Below is one of my hopes.
I’m old enough to just barely remember a time before the internet became a horizon-swallowing monolith.
By the time I was ready to surf the web, Facebook poke wars, FarmVille, and Truth Is posts were my generation’s starter pack for communicating on the web. It means, by and large, I have never known an internet that isn’t trying to extract every bit of attention and value it can from me.
It also means I missed many of the early days of internet culture and communication. So, after leaving Twitter last fall, I gave RSS feeds a try for the first time in my life.
It has been a striking experience.
During the last decade, I have been conditioned to constantly think about “curating” my algorithm across various platforms. What I like, dislike, comment on, share, save, watch (and for how long) are, at this point, well-worn tools in my algorithmic toolbelt for crafting and steering the content that gets served on each of my feeds.
With RSS, however, there is none of this –– just a dead simple subscribed or not subscribed. What I read (or don’t read) has no consequence on seeing future content from an author, and I will never be served content from a feed I am not subscribed to.
Curating an algorithm can produce delightful results when done right, but it can also be exhausting to engage in –– especially when trying to avoid the death spirals of doom scrolling, FOMO/isolation, division, and on and on… I know this. You know this. We all know this.
What has been shocking to me, however, is how insidious this habit/proclivity towards curation can be.
While using RSS, I have found myself regularly getting anxious that if I don’t finish reading a post in one sitting it will disappear into the digital abyss, or if I skip out on a post that doesn’t particularly interest me I’ll start seeing less from that author.

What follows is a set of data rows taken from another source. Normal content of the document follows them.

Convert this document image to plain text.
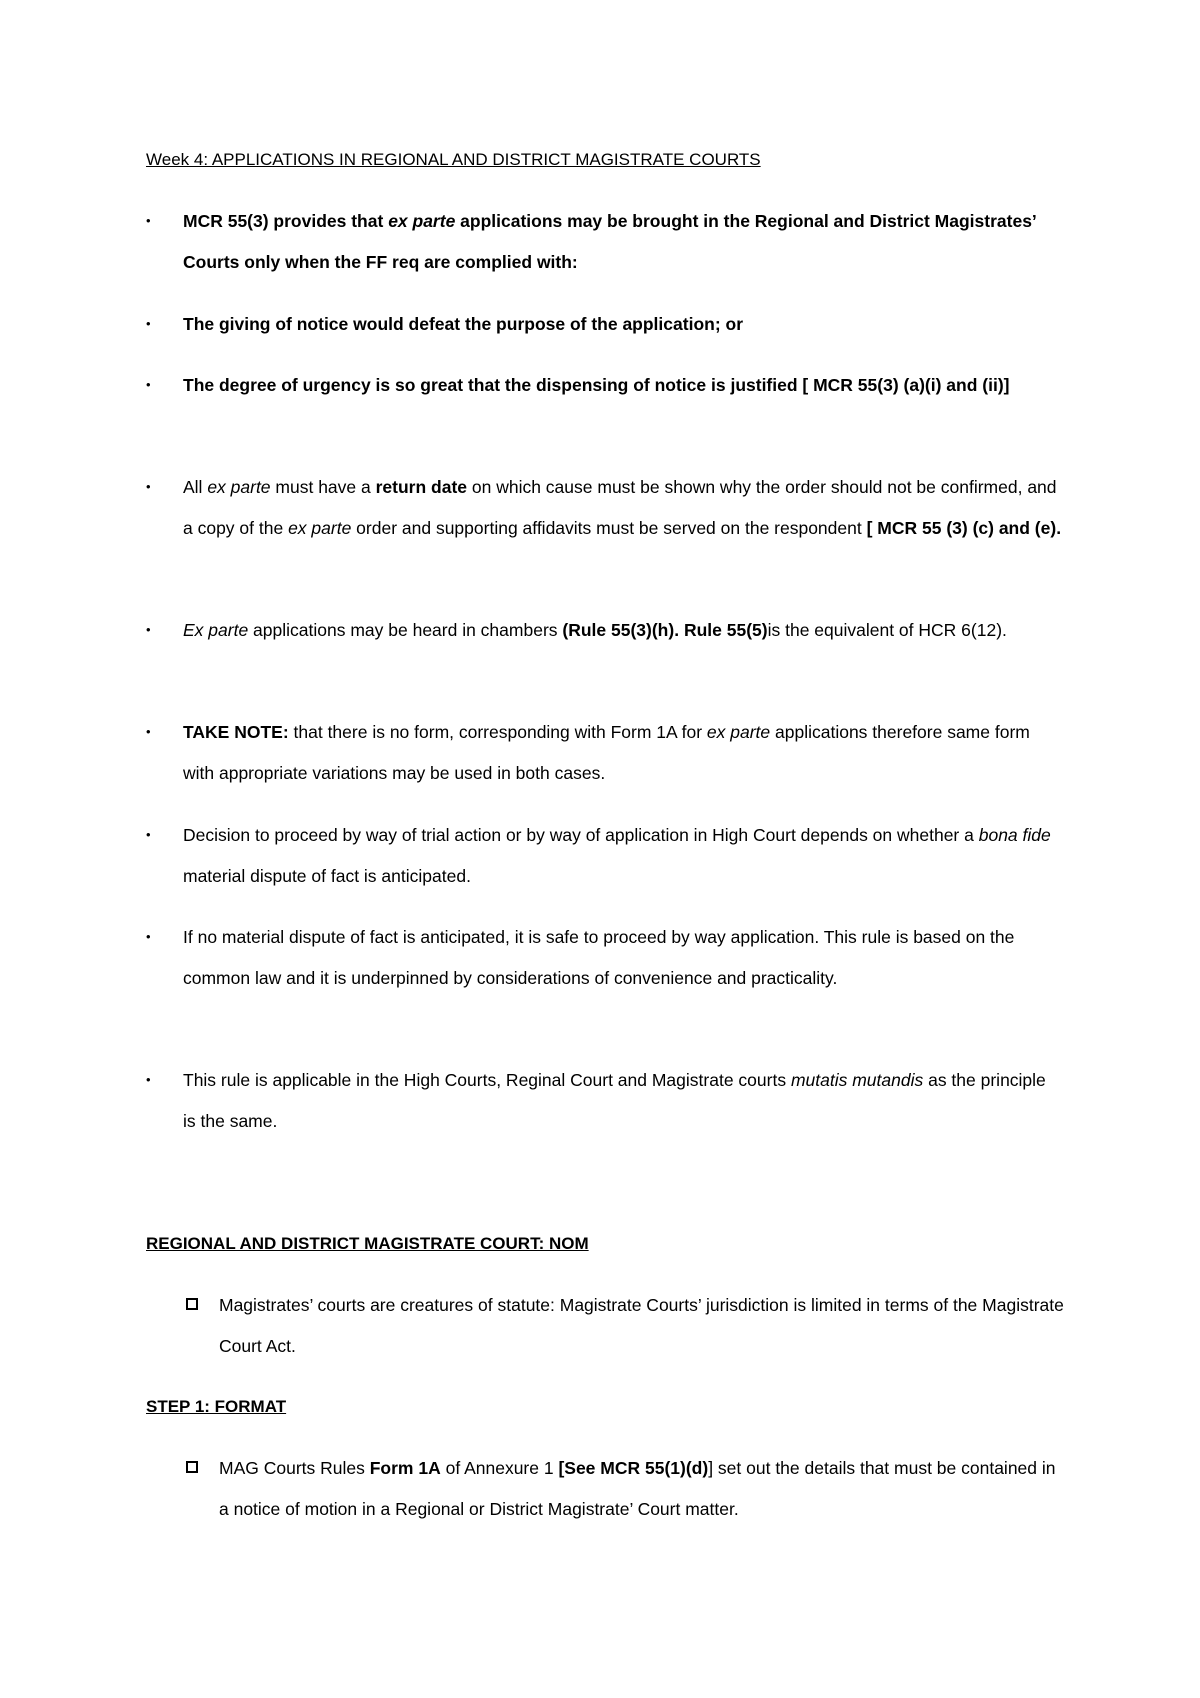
Week 4: APPLICATIONS IN REGIONAL AND DISTRICT MAGISTRATE COURTS
• MCR 55(3) provides that ex parte applications may be brought in the Regional and District Magistrates’ Courts only when the FF req are complied with:
• The giving of notice would defeat the purpose of the application; or
• The degree of urgency is so great that the dispensing of notice is justified [ MCR 55(3) (a)(i) and (ii)]
• All ex parte must have a return date on which cause must be shown why the order should not be confirmed, and a copy of the ex parte order and supporting affidavits must be served on the respondent [ MCR 55 (3) (c) and (e).
• Ex parte applications may be heard in chambers (Rule 55(3)(h). Rule 55(5)is the equivalent of HCR 6(12).
• TAKE NOTE: that there is no form, corresponding with Form 1A for ex parte applications therefore same form with appropriate variations may be used in both cases.
• Decision to proceed by way of trial action or by way of application in High Court depends on whether a bona fide material dispute of fact is anticipated.
• If no material dispute of fact is anticipated, it is safe to proceed by way application. This rule is based on the common law and it is underpinned by considerations of convenience and practicality.
• This rule is applicable in the High Courts, Reginal Court and Magistrate courts mutatis mutandis as the principle is the same.
REGIONAL AND DISTRICT MAGISTRATE COURT: NOM
Magistrates’ courts are creatures of statute: Magistrate Courts’ jurisdiction is limited in terms of the Magistrate Court Act.
STEP 1: FORMAT
MAG Courts Rules Form 1A of Annexure 1 [See MCR 55(1)(d)] set out the details that must be contained in a notice of motion in a Regional or District Magistrate’ Court matter.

I have to regularly remind myself that isn’t how RSS works.
I’ve always known on some level that content algorithms can play a role in how I act and feel, but it has been striking to see, with such clarity, how much of my thoughts and behavior have conformed to how algorithms of the last decade work.
On the topic of algorithms, Robin Sloan says in his newsletter:
I suspect the best answers are grounded in good old-fashioned human recommendations, but who knows? Maybe TikTok has it right; maybe everybody deserves one (1) audition with the capricious god-algorithm of the realm. Maybe there’s something to be isolated and improved there.
I think I land somewhere in the middle.
My hope is a future internet where at any time and for any reason I can let an AI delight me with something new or take a breather and tune into the simplicity/reliability of an RSS-like algorithm.
My hope is that the platforms of the next era will let me choose the algorithms that dictate my realm.